With kindness, he encouraged youth his age to overcome life’s struggles in a good way. His favourite music was hip-hop and he looked up to Tupac Shakur. He saw something good in this artist.
In high school, this young man used his voice in a local radio station to reach out to many. He was always willing to play listeners’ favourites, especially music he’d never heard before. Even when they happen to be his Dad’s old favourites from the late ’60s.
One summer, while on vacation in a southern city, we listened to the local radio station. The upbeat jingles were definitely not missed by my son – an up-and-coming radio personality. We connected with a famous rock radio station personality who could be heard on 14 CFUN in Vancouver during the early ’70s. He volunteered to send us a jingle and the Rocking Terry Carlick Radio Show never was the same again.

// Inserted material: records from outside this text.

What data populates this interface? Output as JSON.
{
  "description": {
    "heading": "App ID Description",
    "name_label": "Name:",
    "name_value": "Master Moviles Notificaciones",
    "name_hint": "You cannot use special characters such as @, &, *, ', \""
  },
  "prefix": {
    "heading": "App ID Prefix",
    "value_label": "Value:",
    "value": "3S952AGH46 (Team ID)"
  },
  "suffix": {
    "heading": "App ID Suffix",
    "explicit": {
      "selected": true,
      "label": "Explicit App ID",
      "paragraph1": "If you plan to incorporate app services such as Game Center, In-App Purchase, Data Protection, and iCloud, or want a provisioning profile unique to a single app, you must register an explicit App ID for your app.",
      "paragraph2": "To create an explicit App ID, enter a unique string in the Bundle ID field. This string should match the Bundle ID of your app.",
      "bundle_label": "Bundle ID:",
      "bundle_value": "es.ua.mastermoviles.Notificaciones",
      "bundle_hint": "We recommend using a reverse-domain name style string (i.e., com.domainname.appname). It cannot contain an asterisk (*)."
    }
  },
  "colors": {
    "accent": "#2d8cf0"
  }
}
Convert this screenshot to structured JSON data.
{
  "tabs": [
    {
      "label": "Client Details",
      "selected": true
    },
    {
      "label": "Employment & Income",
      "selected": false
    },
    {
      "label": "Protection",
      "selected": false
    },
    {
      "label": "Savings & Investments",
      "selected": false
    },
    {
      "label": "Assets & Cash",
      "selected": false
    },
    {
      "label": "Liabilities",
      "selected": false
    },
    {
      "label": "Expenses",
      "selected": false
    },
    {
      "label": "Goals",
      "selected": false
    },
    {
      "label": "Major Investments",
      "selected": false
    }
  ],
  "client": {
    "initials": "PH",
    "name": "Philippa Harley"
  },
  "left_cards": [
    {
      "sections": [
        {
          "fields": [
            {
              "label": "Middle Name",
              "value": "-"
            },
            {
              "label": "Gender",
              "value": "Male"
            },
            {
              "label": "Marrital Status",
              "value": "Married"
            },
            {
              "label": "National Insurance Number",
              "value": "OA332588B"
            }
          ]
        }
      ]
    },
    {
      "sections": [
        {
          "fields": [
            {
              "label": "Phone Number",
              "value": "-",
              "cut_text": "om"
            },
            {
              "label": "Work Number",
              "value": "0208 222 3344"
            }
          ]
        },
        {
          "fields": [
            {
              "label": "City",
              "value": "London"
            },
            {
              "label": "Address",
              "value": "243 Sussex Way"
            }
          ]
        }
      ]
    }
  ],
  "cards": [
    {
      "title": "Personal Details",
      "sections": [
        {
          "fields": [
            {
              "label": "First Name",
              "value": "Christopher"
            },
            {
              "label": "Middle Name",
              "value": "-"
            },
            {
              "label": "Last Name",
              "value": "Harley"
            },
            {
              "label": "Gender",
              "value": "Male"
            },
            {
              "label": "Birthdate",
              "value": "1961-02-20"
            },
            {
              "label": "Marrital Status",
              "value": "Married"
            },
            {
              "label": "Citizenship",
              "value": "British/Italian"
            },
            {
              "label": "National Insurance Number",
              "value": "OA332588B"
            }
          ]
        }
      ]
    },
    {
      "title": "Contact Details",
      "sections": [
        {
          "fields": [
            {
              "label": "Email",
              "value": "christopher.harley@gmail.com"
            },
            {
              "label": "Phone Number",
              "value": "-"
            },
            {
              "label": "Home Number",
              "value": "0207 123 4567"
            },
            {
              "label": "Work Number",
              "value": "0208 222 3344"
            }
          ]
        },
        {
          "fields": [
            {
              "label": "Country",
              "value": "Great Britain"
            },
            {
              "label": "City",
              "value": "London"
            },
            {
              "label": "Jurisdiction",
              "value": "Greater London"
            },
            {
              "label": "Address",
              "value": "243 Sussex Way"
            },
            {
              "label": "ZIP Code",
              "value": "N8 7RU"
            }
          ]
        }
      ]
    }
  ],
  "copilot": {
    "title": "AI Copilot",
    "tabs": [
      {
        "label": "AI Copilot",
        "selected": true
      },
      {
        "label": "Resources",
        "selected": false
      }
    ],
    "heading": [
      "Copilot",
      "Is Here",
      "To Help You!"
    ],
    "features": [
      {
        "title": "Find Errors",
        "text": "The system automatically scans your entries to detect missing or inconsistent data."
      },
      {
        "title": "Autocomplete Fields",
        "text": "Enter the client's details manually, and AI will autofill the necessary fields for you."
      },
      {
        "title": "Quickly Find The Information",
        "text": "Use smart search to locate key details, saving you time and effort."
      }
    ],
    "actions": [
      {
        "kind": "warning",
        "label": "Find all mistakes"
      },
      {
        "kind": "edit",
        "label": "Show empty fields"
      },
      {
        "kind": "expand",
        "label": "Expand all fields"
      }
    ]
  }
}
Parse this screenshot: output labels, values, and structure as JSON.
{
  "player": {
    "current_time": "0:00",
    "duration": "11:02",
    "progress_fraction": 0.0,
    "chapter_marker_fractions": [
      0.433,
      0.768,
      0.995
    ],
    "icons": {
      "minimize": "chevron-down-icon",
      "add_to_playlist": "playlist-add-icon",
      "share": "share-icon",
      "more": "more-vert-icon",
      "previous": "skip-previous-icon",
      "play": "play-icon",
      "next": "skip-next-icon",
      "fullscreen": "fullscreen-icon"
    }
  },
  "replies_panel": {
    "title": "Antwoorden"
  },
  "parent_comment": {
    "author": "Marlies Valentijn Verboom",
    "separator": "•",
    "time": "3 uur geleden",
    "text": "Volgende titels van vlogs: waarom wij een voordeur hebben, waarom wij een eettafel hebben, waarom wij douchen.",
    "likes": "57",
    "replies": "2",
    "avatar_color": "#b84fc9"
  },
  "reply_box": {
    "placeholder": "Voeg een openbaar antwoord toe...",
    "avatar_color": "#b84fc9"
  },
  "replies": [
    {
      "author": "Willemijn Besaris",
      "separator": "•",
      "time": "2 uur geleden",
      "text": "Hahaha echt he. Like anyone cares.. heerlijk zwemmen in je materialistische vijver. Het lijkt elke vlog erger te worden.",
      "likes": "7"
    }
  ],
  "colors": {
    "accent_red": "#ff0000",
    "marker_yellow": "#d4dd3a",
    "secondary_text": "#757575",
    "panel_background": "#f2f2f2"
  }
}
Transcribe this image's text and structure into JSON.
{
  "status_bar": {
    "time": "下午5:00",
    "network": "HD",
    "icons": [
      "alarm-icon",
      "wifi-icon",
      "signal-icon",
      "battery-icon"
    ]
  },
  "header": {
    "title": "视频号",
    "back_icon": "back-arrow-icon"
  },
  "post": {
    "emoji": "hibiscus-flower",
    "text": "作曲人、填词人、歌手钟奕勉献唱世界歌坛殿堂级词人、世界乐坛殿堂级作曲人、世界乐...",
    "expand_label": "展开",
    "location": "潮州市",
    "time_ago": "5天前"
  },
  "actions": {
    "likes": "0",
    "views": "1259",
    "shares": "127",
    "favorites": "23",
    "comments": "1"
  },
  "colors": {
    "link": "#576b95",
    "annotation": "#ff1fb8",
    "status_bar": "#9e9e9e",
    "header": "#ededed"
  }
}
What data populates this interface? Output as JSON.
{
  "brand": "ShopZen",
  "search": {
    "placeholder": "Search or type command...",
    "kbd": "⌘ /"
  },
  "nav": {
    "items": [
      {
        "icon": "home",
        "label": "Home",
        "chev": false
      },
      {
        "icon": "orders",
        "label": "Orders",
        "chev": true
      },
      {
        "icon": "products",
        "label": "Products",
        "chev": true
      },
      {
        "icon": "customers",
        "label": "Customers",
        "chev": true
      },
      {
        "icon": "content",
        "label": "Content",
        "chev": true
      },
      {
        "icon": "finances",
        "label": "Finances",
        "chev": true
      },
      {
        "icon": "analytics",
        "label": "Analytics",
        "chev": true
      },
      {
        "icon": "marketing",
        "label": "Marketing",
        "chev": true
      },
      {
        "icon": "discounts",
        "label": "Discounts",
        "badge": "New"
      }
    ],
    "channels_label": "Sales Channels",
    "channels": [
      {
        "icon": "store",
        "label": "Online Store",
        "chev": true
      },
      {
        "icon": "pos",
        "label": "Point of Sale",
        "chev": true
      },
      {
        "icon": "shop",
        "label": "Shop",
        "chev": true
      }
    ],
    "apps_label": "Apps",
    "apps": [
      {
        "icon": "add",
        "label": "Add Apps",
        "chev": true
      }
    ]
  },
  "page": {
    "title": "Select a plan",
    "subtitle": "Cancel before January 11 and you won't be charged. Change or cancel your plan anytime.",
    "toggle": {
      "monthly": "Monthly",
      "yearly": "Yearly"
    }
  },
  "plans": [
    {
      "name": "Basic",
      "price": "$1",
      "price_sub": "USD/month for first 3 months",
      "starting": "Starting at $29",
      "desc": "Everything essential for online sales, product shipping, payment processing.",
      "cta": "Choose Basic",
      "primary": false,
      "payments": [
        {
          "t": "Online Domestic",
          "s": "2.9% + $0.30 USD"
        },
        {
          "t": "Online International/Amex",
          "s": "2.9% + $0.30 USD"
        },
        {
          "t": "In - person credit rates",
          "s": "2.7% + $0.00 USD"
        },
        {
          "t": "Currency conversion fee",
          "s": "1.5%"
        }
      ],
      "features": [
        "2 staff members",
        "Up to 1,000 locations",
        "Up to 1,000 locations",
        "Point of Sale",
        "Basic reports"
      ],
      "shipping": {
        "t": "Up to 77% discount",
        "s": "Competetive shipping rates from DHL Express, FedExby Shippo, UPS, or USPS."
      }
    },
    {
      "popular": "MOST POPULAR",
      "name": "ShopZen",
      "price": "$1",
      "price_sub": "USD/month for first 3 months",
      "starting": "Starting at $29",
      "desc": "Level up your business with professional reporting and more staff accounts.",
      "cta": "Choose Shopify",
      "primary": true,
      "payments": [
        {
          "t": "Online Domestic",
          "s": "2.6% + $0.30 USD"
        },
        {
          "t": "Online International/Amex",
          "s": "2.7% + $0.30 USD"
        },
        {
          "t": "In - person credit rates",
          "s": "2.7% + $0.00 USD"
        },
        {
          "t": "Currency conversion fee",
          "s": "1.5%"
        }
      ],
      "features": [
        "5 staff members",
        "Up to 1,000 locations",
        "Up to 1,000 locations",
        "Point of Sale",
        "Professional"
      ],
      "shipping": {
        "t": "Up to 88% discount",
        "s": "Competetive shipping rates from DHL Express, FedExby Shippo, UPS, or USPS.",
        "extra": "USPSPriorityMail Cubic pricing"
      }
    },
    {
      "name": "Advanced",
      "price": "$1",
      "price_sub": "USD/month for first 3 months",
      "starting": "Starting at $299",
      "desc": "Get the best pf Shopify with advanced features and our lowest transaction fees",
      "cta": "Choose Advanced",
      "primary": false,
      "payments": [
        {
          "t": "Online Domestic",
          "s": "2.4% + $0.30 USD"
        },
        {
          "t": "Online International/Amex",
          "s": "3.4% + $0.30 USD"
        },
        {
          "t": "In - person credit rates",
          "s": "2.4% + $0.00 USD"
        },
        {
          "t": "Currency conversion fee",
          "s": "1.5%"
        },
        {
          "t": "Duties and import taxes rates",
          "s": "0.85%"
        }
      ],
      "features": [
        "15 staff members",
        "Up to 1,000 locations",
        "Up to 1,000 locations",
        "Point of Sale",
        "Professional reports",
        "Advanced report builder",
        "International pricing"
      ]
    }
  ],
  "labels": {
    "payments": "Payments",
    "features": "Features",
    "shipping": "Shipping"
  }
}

Life was looking very promising for Terry, but as life sometimes plays out it was not to be. A blessing came again in his son, TJ (Terence), and life continued.
This vision of providing a music venue for First Nation musicians came back into focus. By word of mouth, musical acts came and performed. They were not the regular performers you would find at any of the many music events: this event was created to bring the talented First Nation performers out of their living rooms, onto a stage, and in front of a big audience. The community came together in celebration and to help lift the event off the ground including my wife Kim, who volunteered to coordinate the feast, and to my daughter Melissa, who volunteered to spread the word on social marketing sites and generated a buzz.
In memory of Rockin’ Terry Carlick, the family donated a new guitar and Jordan Hawkins from Telegraph Creek received it. This event was very modest, but it had potential.
Since that first event in 2010, we have continued to build on the success and have been fortunate to have the help of so many people in the community.
Our circle of local talent reached out to Fort St. John and Smithers B.C. and into the Northwest Territories. There were fiddlers from Telegraph Creek B.C., and musicians from Old Crow and right here in Whitehorse.
This year, the fourth annual First Nation Music Competition will provide its usual surprises and people from all backgrounds are welcome to enjoy the music. First Nation Eagle Law is sponsoring a musician workshop and a one-hour performance by First Nation group, the Cheri Maracle Band from Toronto.
The event takes place on March 23 at Kwanlin Dun Cultural Centre, with a feast sponsored by the Skookum Jim Friendship Centre from 4 to 6 p.m.
The music performances will start after the feast and could go to 1 a.m. All ages are welcome to this alcohol and drug-free event. There’s a blanket dance in the middle of the event where you can dance in a donation if you’re enjoying yourself.